2026 Q1 Stablecoin Core Data and Trends
In Q1 2026, the total stablecoin supply reached $320 billion (a historical high, up $8 billion quarter-over-quarter, with a growth rate that is the slowest since Q4 2023), and total transaction volume surpassed $28 trillion, accounting for 75% of total crypto transaction volume (the highest share on record), becoming the core of liquidity in the crypto market.
1. Divergence in the Issuance Landscape
- USDC: Supply increased by $2 billion this quarter, driven by Circle’s expansion and partnerships with institutions such as Visa and Intuit, plus settlement demand on the Solana chain (single-chain transaction volume of $650 billion).
- USDT: Supply decreased by $3 billion this quarter; since the beginning of 2026, redemptions have exceeded $4 billion, related to controversies over reserve transparency. Tether has hired one of the Big Four accounting firms to initiate its first comprehensive independent audit, which has not been completed yet.
- Non-USD stablecoins: Supply is $1.2 billion, with monthly transfer volume of $10 billion; addresses holding stablecoins for 3 years increased from 40,000 to 1.2 million.
2. Changes in Trading Structure
The share of automated program trading rose to 76%; retail-grade transfers (single transfers < $10,000) fell by 16% (the largest quarterly drop).
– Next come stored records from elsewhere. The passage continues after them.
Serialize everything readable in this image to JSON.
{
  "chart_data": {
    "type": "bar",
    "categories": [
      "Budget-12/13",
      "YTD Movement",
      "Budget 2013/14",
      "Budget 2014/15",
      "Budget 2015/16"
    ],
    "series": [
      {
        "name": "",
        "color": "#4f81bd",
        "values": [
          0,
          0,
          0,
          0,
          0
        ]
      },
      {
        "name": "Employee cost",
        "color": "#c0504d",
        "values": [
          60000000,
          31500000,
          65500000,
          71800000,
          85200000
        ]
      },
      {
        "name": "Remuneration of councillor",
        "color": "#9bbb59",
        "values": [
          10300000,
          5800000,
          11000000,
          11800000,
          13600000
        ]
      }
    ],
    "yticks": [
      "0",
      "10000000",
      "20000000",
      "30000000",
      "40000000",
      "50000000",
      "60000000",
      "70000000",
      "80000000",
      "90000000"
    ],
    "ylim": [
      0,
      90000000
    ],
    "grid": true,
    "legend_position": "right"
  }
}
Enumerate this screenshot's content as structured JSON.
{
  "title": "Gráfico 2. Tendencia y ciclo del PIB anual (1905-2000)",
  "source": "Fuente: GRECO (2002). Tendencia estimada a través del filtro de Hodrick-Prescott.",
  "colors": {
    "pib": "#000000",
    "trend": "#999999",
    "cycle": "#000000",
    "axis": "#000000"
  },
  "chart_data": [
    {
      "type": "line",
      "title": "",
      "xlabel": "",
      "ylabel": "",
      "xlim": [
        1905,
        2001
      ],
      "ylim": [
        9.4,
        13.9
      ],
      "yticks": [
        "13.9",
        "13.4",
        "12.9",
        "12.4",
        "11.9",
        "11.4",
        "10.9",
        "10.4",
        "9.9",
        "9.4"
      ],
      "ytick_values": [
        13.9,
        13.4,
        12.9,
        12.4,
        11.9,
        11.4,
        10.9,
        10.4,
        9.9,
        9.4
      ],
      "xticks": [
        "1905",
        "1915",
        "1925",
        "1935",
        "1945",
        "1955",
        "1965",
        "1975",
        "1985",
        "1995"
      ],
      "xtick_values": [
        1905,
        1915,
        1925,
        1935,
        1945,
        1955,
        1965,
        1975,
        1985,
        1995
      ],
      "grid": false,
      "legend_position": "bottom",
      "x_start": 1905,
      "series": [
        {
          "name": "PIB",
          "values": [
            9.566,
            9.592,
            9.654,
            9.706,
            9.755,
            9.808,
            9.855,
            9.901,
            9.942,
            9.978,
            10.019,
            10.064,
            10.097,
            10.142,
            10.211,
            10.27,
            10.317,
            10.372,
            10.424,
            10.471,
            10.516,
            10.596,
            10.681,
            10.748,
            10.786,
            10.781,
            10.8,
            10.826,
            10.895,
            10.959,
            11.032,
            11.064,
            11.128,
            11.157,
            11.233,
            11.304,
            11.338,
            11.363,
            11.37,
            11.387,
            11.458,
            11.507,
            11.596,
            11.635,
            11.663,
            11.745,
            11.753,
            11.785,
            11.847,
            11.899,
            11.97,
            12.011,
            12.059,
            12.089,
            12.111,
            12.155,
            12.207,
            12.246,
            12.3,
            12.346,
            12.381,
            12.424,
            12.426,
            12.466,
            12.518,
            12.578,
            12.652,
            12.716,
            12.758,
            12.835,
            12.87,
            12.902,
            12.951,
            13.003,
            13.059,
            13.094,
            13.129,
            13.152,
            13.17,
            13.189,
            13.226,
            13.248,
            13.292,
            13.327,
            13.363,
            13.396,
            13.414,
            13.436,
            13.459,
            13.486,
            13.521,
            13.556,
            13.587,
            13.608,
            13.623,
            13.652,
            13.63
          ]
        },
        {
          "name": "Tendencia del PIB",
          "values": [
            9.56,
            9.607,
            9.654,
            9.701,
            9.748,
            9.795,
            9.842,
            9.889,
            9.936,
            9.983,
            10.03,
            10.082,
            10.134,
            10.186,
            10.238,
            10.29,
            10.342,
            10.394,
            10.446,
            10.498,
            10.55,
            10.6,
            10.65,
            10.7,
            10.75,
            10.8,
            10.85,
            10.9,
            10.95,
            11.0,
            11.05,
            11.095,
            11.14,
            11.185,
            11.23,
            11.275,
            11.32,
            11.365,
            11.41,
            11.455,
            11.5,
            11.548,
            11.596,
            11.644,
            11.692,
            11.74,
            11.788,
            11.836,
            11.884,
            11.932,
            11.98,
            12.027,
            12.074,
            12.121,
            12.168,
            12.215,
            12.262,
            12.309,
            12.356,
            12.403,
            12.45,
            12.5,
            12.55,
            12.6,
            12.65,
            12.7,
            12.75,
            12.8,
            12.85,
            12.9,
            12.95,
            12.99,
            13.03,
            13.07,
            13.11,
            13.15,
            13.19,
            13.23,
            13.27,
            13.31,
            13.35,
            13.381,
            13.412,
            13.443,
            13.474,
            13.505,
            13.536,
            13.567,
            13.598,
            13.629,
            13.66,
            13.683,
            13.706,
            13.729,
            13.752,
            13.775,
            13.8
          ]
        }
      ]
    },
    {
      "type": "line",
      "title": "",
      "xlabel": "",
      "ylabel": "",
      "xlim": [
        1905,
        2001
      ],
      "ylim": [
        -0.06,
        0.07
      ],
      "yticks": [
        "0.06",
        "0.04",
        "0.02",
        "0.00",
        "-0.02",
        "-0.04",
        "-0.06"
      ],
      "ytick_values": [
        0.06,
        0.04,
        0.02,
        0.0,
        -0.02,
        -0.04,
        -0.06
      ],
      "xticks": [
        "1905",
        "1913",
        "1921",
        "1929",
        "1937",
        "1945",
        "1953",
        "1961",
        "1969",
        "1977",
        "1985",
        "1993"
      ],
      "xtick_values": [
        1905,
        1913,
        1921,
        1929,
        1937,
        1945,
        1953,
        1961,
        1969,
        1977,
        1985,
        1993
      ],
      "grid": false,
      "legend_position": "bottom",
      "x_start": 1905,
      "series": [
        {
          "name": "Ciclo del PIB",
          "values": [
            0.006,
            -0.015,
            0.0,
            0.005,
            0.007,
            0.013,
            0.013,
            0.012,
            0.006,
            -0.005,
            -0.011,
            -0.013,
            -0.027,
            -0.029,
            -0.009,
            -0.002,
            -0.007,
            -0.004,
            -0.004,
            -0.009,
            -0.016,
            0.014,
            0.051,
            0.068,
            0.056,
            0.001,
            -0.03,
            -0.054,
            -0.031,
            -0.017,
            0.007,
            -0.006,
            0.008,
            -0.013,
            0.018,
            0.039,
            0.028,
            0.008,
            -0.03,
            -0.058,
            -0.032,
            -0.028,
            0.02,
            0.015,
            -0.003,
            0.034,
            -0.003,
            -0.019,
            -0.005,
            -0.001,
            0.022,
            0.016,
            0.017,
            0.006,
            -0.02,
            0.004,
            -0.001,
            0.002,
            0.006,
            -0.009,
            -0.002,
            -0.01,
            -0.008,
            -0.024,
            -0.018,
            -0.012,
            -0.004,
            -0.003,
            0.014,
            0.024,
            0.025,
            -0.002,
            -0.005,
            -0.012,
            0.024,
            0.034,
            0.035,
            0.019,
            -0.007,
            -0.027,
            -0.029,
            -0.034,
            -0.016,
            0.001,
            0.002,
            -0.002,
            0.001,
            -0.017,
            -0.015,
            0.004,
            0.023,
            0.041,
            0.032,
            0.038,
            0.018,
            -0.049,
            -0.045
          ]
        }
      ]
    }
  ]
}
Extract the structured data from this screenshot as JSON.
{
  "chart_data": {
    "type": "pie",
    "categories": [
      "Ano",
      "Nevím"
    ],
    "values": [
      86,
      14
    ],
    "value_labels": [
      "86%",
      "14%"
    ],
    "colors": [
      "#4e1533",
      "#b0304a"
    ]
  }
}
After excluding fake transactions, the share of transactions with real payment backgrounds is less than 1%. Institutional algorithmic strategies have become the main driving force, which may trigger a sharp shift in the direction of capital flows and associated risks.
3. Global Regulatory Developments
- United States: The GENIUS Act (enacted in July 2025) clarifies stablecoin reserve requirements; the CLARITY Act draft focuses on the positioning of yield-bearing stablecoins (payment tool vs. wealth-management attributes), affecting product design.
- European Union: MiCA regulations have come fully into effect; starting June 30, 2026, systemically important euro stablecoins will be required to hold 60% of reserves in banks, increasing issuance costs.
- Other: The Hong Kong Monetary Authority’s stablecoin licensing regime has been implemented.
4. New Market Developments
The size of yield-bearing stablecoins is approximately $3.7 billion, expanding due to high-yield growth but facing regulatory pressure. Ripple partnered with Convera, and Thunes partnered with SWIFT, promoting the rollout of cross-border stablecoin payments, reaching a reachable market size of $17.9 trillion.